No admin rights for any users.
There are 14 security agents installed in the business laptops. Windows is using %40ish CPU and %95 memory after 10 mins. Our IT team says this is normal, and also saying swapping in nvme disk is normal too.
For servers
Direct connection is disabled.
Using CyberArk’s Password Vault to enter the servers. Login to PV is done via AD SSO + MFA. After 5 mins it logs the user out. My team goes nuts after that.
No password login is permitted. To change users within the server, we are modifying sudoers file according to the user groups in PV.
lol holy ****. Yes that’s way too much.
That pw policy is insane and if you really implement it, you will be the most hated person in your organization.
I am frustrated for sure. I have learned to understand zero trust. I have learned that security must adapt.
I know it’s annoying to be “that guy” but I’ve started doing the back of the envelope math based on the number of resets, number of employees, number of locked out laptops, and length of time (average) to type this in on a dotted out prompt without a way to view what you are typing and it’s taking some serious man hours per day for the employees across the enterprise.

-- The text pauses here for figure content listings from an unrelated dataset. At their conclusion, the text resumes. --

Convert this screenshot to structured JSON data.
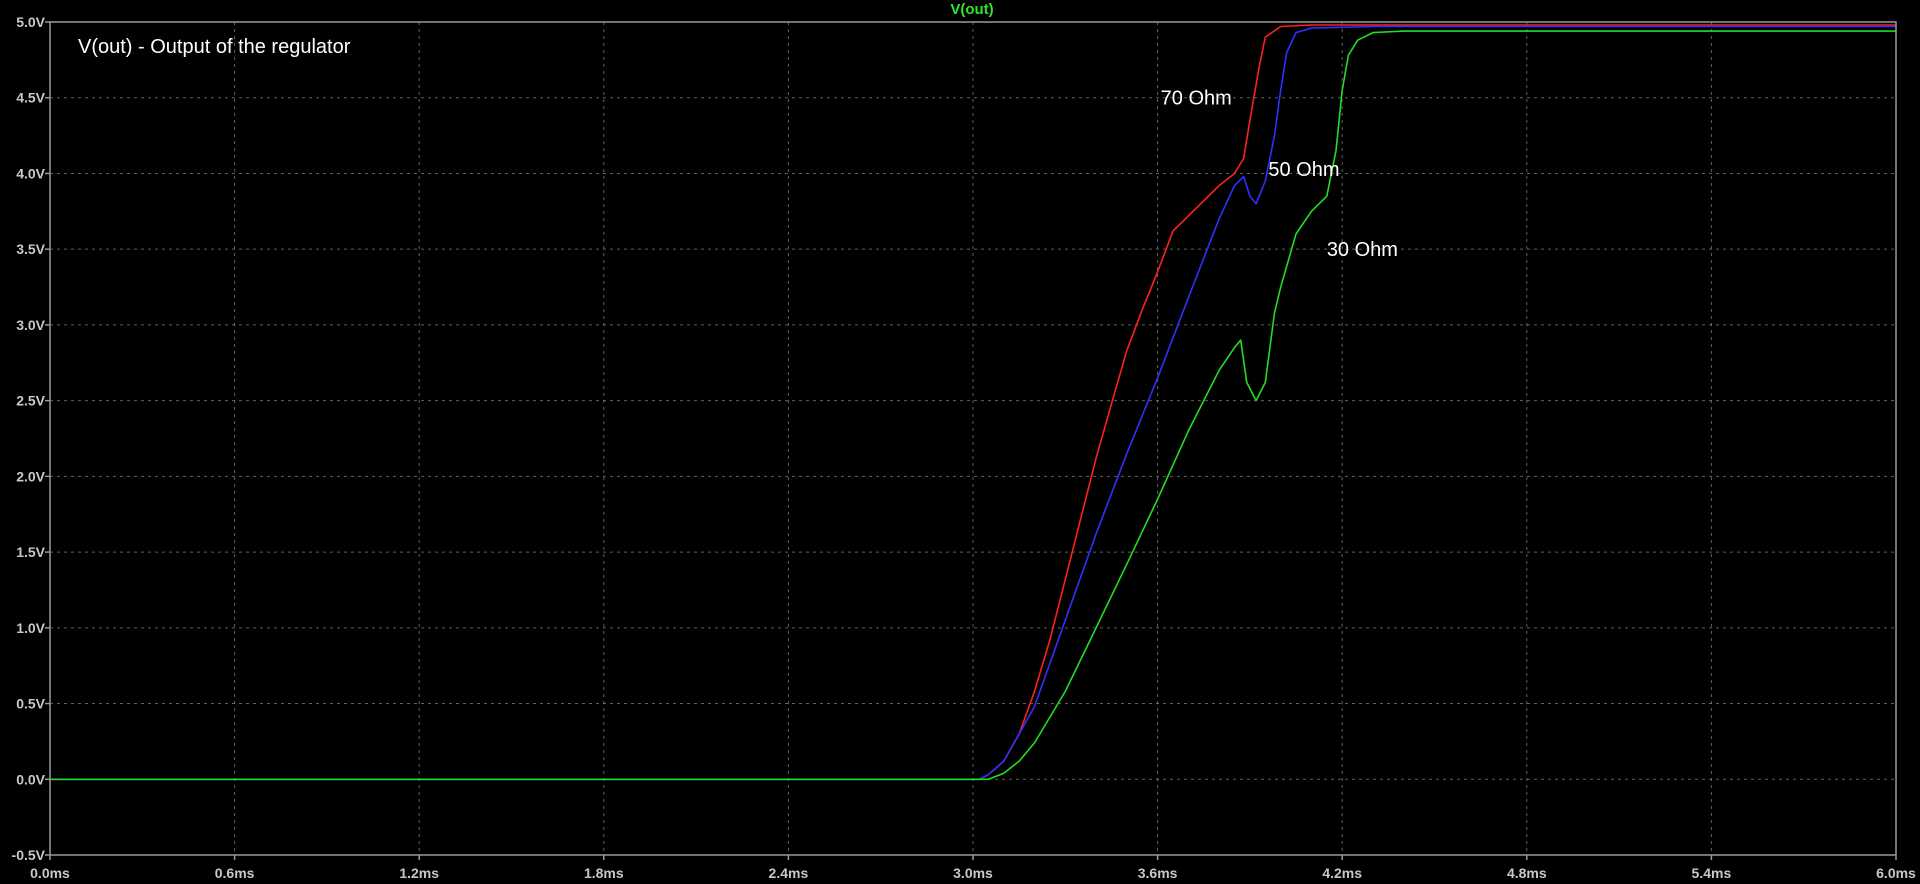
{
  "chart_data": {
    "type": "line",
    "header": "V(out)",
    "annotation_title": "V(out) - Output of the regulator",
    "xlim": [
      0.0,
      6.0
    ],
    "ylim": [
      -0.5,
      5.0
    ],
    "x_ticks": [
      {
        "value": 0.0,
        "label": "0.0ms"
      },
      {
        "value": 0.6,
        "label": "0.6ms"
      },
      {
        "value": 1.2,
        "label": "1.2ms"
      },
      {
        "value": 1.8,
        "label": "1.8ms"
      },
      {
        "value": 2.4,
        "label": "2.4ms"
      },
      {
        "value": 3.0,
        "label": "3.0ms"
      },
      {
        "value": 3.6,
        "label": "3.6ms"
      },
      {
        "value": 4.2,
        "label": "4.2ms"
      },
      {
        "value": 4.8,
        "label": "4.8ms"
      },
      {
        "value": 5.4,
        "label": "5.4ms"
      },
      {
        "value": 6.0,
        "label": "6.0ms"
      }
    ],
    "y_ticks": [
      {
        "value": 5.0,
        "label": "5.0V"
      },
      {
        "value": 4.5,
        "label": "4.5V"
      },
      {
        "value": 4.0,
        "label": "4.0V"
      },
      {
        "value": 3.5,
        "label": "3.5V"
      },
      {
        "value": 3.0,
        "label": "3.0V"
      },
      {
        "value": 2.5,
        "label": "2.5V"
      },
      {
        "value": 2.0,
        "label": "2.0V"
      },
      {
        "value": 1.5,
        "label": "1.5V"
      },
      {
        "value": 1.0,
        "label": "1.0V"
      },
      {
        "value": 0.5,
        "label": "0.5V"
      },
      {
        "value": 0.0,
        "label": "0.0V"
      },
      {
        "value": -0.5,
        "label": "-0.5V"
      }
    ],
    "grid": true,
    "series": [
      {
        "name": "70 Ohm",
        "color": "#ff2020",
        "label_at": [
          3.61,
          4.5
        ],
        "x": [
          0.0,
          3.02,
          3.05,
          3.1,
          3.15,
          3.2,
          3.25,
          3.3,
          3.35,
          3.4,
          3.45,
          3.5,
          3.55,
          3.6,
          3.65,
          3.7,
          3.75,
          3.8,
          3.85,
          3.88,
          3.9,
          3.93,
          3.95,
          4.0,
          4.1,
          4.3,
          6.0
        ],
        "y": [
          0.0,
          0.0,
          0.03,
          0.12,
          0.3,
          0.58,
          0.92,
          1.32,
          1.72,
          2.12,
          2.48,
          2.83,
          3.1,
          3.35,
          3.62,
          3.72,
          3.82,
          3.92,
          4.0,
          4.1,
          4.35,
          4.7,
          4.9,
          4.97,
          4.98,
          4.98,
          4.98
        ]
      },
      {
        "name": "50 Ohm",
        "color": "#3030ff",
        "label_at": [
          3.96,
          4.03
        ],
        "x": [
          0.0,
          3.02,
          3.05,
          3.1,
          3.2,
          3.3,
          3.4,
          3.5,
          3.6,
          3.7,
          3.8,
          3.85,
          3.88,
          3.9,
          3.92,
          3.95,
          3.98,
          4.0,
          4.02,
          4.05,
          4.1,
          4.3,
          6.0
        ],
        "y": [
          0.0,
          0.0,
          0.03,
          0.12,
          0.48,
          1.05,
          1.62,
          2.15,
          2.65,
          3.18,
          3.7,
          3.92,
          3.98,
          3.85,
          3.8,
          3.95,
          4.25,
          4.55,
          4.8,
          4.93,
          4.96,
          4.97,
          4.97
        ]
      },
      {
        "name": "30 Ohm",
        "color": "#22dd22",
        "label_at": [
          4.15,
          3.5
        ],
        "x": [
          0.0,
          3.05,
          3.1,
          3.15,
          3.2,
          3.3,
          3.4,
          3.5,
          3.6,
          3.7,
          3.8,
          3.85,
          3.87,
          3.89,
          3.92,
          3.95,
          3.98,
          4.0,
          4.05,
          4.1,
          4.15,
          4.18,
          4.2,
          4.22,
          4.25,
          4.3,
          4.4,
          6.0
        ],
        "y": [
          0.0,
          0.0,
          0.04,
          0.12,
          0.24,
          0.58,
          1.0,
          1.42,
          1.85,
          2.3,
          2.7,
          2.85,
          2.9,
          2.62,
          2.5,
          2.62,
          3.08,
          3.25,
          3.6,
          3.75,
          3.85,
          4.15,
          4.55,
          4.78,
          4.88,
          4.93,
          4.94,
          4.94
        ]
      }
    ]
  }
}
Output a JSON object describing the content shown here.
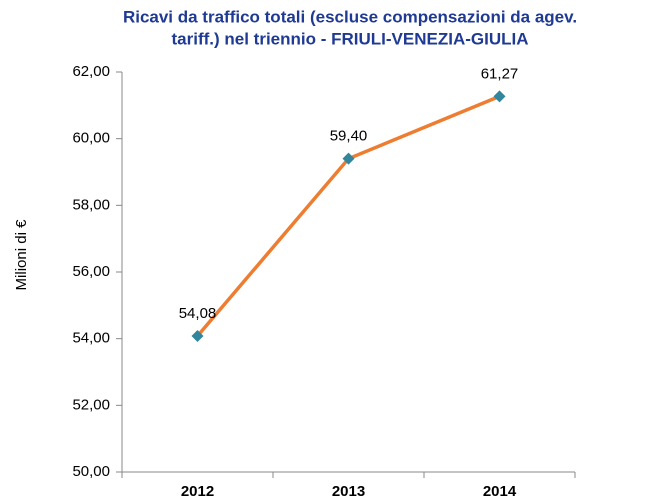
{
  "chart_data": {
    "type": "line",
    "title": [
      "Ricavi da traffico totali (escluse compensazioni da agev.",
      "tariff.) nel triennio - FRIULI-VENEZIA-GIULIA"
    ],
    "y_label": "Milioni di €",
    "categories": [
      "2012",
      "2013",
      "2014"
    ],
    "series": [
      {
        "name": "Ricavi",
        "color": "#ed7d31",
        "marker_color": "#31859c",
        "values": [
          54.08,
          59.4,
          61.27
        ],
        "value_labels": [
          "54,08",
          "59,40",
          "61,27"
        ]
      }
    ],
    "ylim": [
      50,
      62
    ],
    "yticks": [
      {
        "value": 50,
        "label": "50,00"
      },
      {
        "value": 52,
        "label": "52,00"
      },
      {
        "value": 54,
        "label": "54,00"
      },
      {
        "value": 56,
        "label": "56,00"
      },
      {
        "value": 58,
        "label": "58,00"
      },
      {
        "value": 60,
        "label": "60,00"
      },
      {
        "value": 62,
        "label": "62,00"
      }
    ]
  }
}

Sometimes I feel like the sophistication of the intrusions are winning the war just by the level of complexity for the protection.
Example: one idiot puts a bomb in his shoe that doesn’t go off and we spawn millions of minutes of time and energy to all take our shoes off and put them in bins at the airport.
If my goal as a jerk group with hackers and scripters was to both extort money and waste time for industries, I would obviously do the attempt at a ransom but also make the response be as painful for that industry as possible: (making this up)
Somehow make the executives convinced that Bluetooth is vulnerable and “until further notice, no more devices can operate on enterprise computers using Bluetooth”
Yeah, unfortunately security theater (TSA-style) is often more appealing than actual security to executives
If you’re in a position to make suggestions, your company should really try and follow the NIST SP 800-63-3 guidelines. Many of the practices currently in use are the exact opposite of the best practices described in that text.
(I’ll link to a summary someone wrote since the full text is pretty verbose)
You don’t need admin rights to load or run unknown software, as long as you have no application control.
A 100K+ employee company should at least somewhat know what it is doing for IT security. If it does not, you will have a hard time and password policies will be your least problem.
Not a good sign.
Yes
Make password usage easier. Requirements for secure passwords are good in general, but requiring a new password after a certain period of time is nonsense, same for overly strict retry lockout policy, which locks out too many employees and causes fatigue for IT support, which can blow additional holes in your system. Instead require 2FA and make use of hardware backed solutions like Windows Hello, which are fishing resistant and have hardware throttling. Also there are much more important problems to solve in IT security in such a large company, than password policies, for example application control for all users (software developer PCs require exclusions, thus need other forms of isolation from the rest of the company) and lockdown of admin PCs, domain controllers and servers.